Because the applicant submitted new evidence in his reply submission, I granted a request by the Ministry for leave to file further submissions on the applicant’s claim that the court registry never returned exhibits to the applicant. The Ministry filed further affidavit material in relation to its position that copies of all of the records in dispute, including the exhibits referred to in the applicant’s affidavit, had been provided to the applicant.

Based on my careful review of the affidavit of the applicant and the affidavits filed by the Ministry, I find that the applicant has received all of the records in dispute, including the exhibits referred to in his December 28, 1997 application.

6. Discussion

The extent of a public body’s duty under Section 6 of the Act must be considered in light of the Act’s broad purposes, including that of promoting public accountability by giving the public a right of access to records, and in light of Section 2(2) of the Act which provides:

2(2) This Act does not replace other procedures for access to information or limit in any way access to information that is not personal information and is available to the public.

It is clear that this applicant has been provided with all of the copies of all of the records which he is now seeking from the Ministry. These records were previously provided to him during the criminal process relating to his parole eligibility application under Section 745 of the Criminal Code. (Affidavits of Randy Street and Lisa Wrinch) In earlier Orders, I have considered issues similar to the one raised in this inquiry and have held that if the public body demonstrates that the records sought have already been disclosed to the applicant through another process, and there are no other records responsive to the request, it will have satisfied its duty to assist the applicant under Section 6 of the Act: Orders No. 86-1996, February 27, 1996; and Order No. 160-1997, April 23, 1997.

It is my view that the Ministry’s duty to assist the applicant has been satisfactorily discharged in this case.
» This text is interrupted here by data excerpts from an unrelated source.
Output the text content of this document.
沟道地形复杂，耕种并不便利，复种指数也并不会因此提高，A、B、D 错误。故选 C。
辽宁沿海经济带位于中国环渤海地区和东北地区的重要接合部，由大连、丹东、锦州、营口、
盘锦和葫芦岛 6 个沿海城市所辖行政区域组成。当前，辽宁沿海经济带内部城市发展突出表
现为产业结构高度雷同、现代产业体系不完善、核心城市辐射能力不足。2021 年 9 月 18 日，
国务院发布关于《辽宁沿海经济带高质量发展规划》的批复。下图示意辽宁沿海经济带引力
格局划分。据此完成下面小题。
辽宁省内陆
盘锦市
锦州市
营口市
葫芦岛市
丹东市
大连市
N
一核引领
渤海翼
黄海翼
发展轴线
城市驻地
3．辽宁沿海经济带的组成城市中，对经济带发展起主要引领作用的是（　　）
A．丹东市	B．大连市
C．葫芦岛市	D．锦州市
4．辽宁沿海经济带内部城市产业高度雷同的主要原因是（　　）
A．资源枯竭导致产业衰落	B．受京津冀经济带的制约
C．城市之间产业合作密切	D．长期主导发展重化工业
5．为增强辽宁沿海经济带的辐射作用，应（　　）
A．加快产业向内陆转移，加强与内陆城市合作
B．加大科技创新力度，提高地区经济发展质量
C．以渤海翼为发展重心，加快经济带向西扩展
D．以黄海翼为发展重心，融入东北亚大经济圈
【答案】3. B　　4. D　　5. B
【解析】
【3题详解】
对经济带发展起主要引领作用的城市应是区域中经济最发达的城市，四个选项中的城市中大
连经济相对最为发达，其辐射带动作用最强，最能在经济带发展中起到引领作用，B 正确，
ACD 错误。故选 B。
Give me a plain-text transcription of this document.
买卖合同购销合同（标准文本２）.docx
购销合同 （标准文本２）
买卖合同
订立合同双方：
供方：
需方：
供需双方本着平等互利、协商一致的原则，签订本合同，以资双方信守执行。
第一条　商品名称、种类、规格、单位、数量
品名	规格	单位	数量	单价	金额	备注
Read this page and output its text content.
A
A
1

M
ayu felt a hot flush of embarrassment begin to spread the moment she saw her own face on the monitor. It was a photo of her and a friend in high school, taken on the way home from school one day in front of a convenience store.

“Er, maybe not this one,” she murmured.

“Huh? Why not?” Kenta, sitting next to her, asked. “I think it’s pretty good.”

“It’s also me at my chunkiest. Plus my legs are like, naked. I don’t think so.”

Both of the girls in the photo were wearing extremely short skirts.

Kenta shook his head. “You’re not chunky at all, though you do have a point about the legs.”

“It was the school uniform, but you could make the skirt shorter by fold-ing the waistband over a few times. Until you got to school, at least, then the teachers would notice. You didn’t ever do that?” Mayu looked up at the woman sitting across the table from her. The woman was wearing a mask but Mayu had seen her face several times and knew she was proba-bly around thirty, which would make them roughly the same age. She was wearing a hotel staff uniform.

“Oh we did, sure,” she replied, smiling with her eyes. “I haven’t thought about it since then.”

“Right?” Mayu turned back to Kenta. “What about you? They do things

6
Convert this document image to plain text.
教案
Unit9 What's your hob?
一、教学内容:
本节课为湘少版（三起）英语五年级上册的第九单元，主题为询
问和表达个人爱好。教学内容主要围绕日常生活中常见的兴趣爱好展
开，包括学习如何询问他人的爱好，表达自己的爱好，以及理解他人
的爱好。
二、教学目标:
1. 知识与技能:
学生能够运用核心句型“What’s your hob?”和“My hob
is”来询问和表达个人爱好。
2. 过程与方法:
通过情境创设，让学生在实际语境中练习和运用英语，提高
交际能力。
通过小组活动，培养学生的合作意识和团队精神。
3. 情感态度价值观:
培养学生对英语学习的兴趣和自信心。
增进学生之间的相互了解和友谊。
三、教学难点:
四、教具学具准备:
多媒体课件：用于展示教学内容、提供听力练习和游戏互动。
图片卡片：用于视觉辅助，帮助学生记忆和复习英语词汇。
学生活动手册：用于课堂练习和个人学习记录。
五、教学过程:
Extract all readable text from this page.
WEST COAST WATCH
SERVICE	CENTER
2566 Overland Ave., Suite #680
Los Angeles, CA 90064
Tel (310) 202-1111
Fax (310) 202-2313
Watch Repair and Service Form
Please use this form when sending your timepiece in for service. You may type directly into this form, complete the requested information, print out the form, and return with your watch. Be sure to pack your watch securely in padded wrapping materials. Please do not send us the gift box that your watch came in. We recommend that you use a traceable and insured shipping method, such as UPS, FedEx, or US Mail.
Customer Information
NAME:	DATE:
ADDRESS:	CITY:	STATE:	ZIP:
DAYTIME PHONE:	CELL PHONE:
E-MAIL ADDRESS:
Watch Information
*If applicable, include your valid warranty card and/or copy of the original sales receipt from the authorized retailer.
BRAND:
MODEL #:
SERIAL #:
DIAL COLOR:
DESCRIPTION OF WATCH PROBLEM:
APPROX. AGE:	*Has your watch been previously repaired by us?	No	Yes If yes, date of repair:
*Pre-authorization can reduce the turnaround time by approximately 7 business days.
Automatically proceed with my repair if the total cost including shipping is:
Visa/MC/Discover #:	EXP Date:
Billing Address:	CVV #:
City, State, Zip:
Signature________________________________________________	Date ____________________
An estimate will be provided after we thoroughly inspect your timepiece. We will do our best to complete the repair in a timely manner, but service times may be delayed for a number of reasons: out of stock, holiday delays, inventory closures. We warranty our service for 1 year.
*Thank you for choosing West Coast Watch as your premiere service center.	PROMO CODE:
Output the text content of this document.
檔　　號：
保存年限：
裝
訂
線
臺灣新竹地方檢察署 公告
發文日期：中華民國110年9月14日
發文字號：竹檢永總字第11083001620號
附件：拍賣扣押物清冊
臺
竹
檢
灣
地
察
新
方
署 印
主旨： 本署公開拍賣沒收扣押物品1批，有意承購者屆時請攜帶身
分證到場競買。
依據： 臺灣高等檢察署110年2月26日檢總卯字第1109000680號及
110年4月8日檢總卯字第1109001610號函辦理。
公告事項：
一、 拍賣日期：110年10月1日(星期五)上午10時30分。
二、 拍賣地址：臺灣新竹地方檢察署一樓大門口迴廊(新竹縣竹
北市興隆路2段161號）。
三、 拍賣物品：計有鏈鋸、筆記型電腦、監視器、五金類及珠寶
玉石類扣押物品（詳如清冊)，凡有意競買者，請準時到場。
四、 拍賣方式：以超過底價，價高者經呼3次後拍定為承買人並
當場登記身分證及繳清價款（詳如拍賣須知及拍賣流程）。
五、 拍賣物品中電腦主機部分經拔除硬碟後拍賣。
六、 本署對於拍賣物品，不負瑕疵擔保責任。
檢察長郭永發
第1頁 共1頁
Where the records in dispute have already been provided to the applicant in the judicial process, as in this case, no useful purpose would be served by requiring a duplicative process of disclosure under the Act, beyond placing an unnecessary burden on the taxpayers. I agree with the Ministry when it submits:

... The mere existence of other avenues to access information does not preclude an applicant from using their access rights under the Act. However, where an applicant has already used those other avenues to obtain records, it would not be consistent with common sense or the efficient administration of government for that same applicant to use the Act to obtain those same records again. (Submission of the Ministry, paragraph 4.24)

I also agree that the Ministry has made every reasonable effort to assist the applicant that a fair and reasonable person would expect to be done in the circumstances. (Submission of the Ministry, paragraph 4.26)

7. Order

I find that the Ministry of Attorney General has complied with its duty to assist the applicant under Section 6(1) of the Act.